Na conjugação entre pressa, oportunismo e desejo de recompensa pelos serviços prestados na eleição do novo presidente da Câmara, um espectro mais uma vez rondou o ambiente de Brasília: a ameaça de transformar uma boa intenção em péssima idéia. Tal risco depositou-se nas últimas semanas sobre as esperanças dos que pretendem promover alterações nas normas eleitorais - que, segundo a Constituição de 1988, devem ser alteradas pelo menos um ano antes das eleições.
O Congresso teria, portanto, até meia-noite de ontem para modificar as atuais regras do jogo caso quisesse prevalecê-las já para a sucessão de 2006. Como dificilmente conseguiria, a saída encontrada foi uma proposta de emenda suspendendo o dispositivo constitucional que obriga o respeito aos prazos. Além de casuística, os defensores do projeto incorreram no erro de ignorar que a pressa constitui um atalho fácil para equívocos institucionais. Também não perceberam o grau de rejeição popular para esta evidência: o desvirtuamento do objetivo original. Do aperfeiçoamento das eleições constatou-se que mudanças podem significar o preço a pagar pela condução de Aldo Rebelo ao comando da Câmara.
De boas intenções, ensinou São Bernardo, o inferno está cheio. É o que se vê, por exemplo, na tentativa de promover recuos numa das medidas elaboradas para sanear o quadro partidário brasileiro: a cláusula de barreira. As legendas nanicas se assanharam porque da prorrogação desejada dependeria a própria sobrevivência. A cláusula de barreira, afinal, exige dos partidos 5% dos votos nos 27 estados da Federação e que elejam deputados em nove deles. Pelo projeto das legendas de aluguel, aliadas de Aldo e do Palácio do Planalto, esse índice deveria ser de 2%.
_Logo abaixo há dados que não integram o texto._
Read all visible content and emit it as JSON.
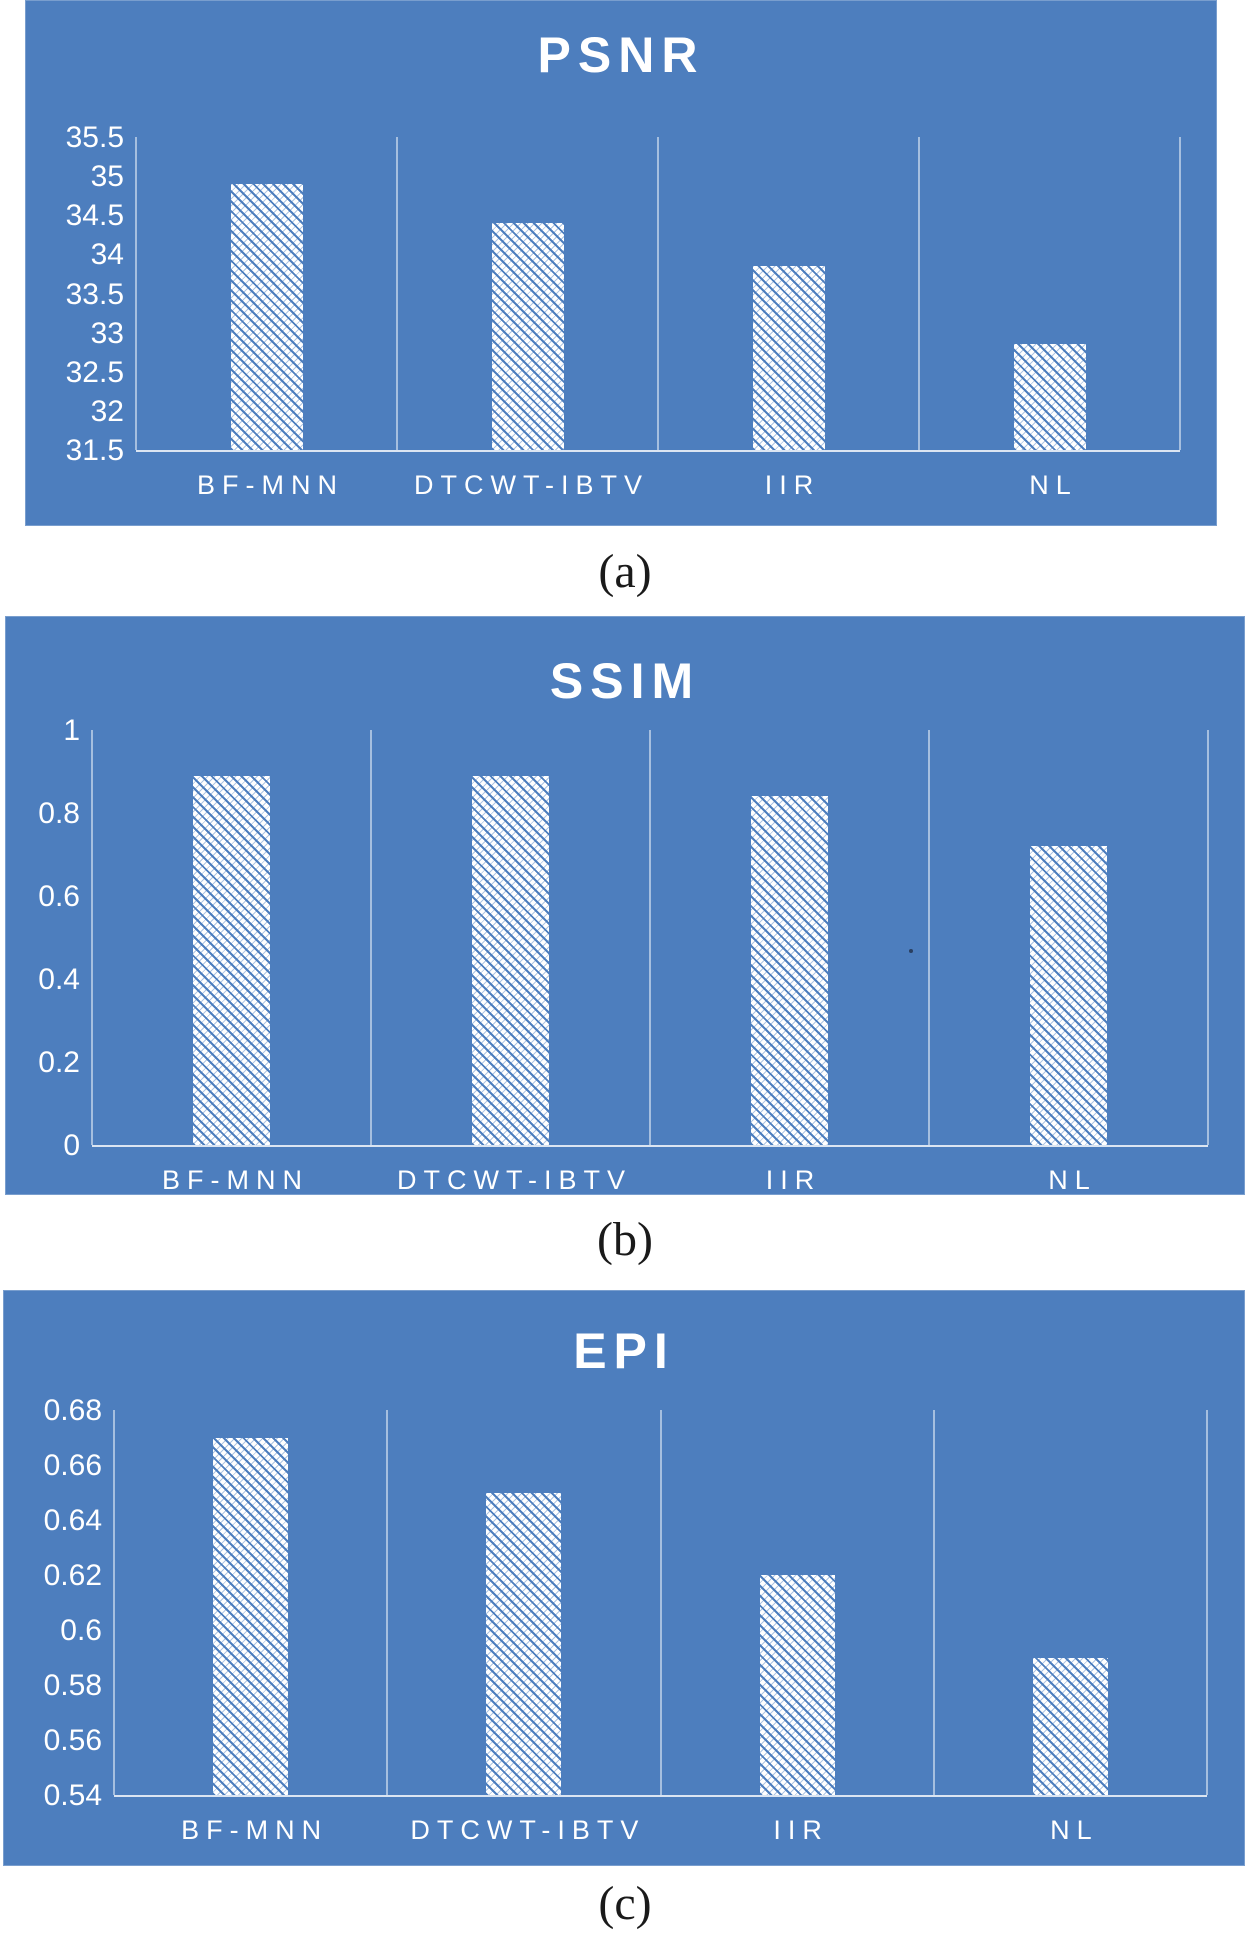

Poucas mentes sublinhadas pela sensatez ignoram a necessidade de aperfeiçoamento do sistema político-eleitoral brasileiro. Tais mudanças vêm recebendo enfáticas cobranças do Jornal do Brasil. É preciso, contudo, promover recuos responsáveis. São evidentes os riscos de se realizar uma reforma substantiva no calor de uma crise política sem precedentes. Acrescente-se a essa preocupação a lógica do imediatismo decorrente da ressaca provocada pela ruidosa sucessão da Câmara. Convém, portanto, rejeitar qualquer pressa legiferante - estímulo para que o exército de venda e troca de votos no Legislativo apresente suas armas.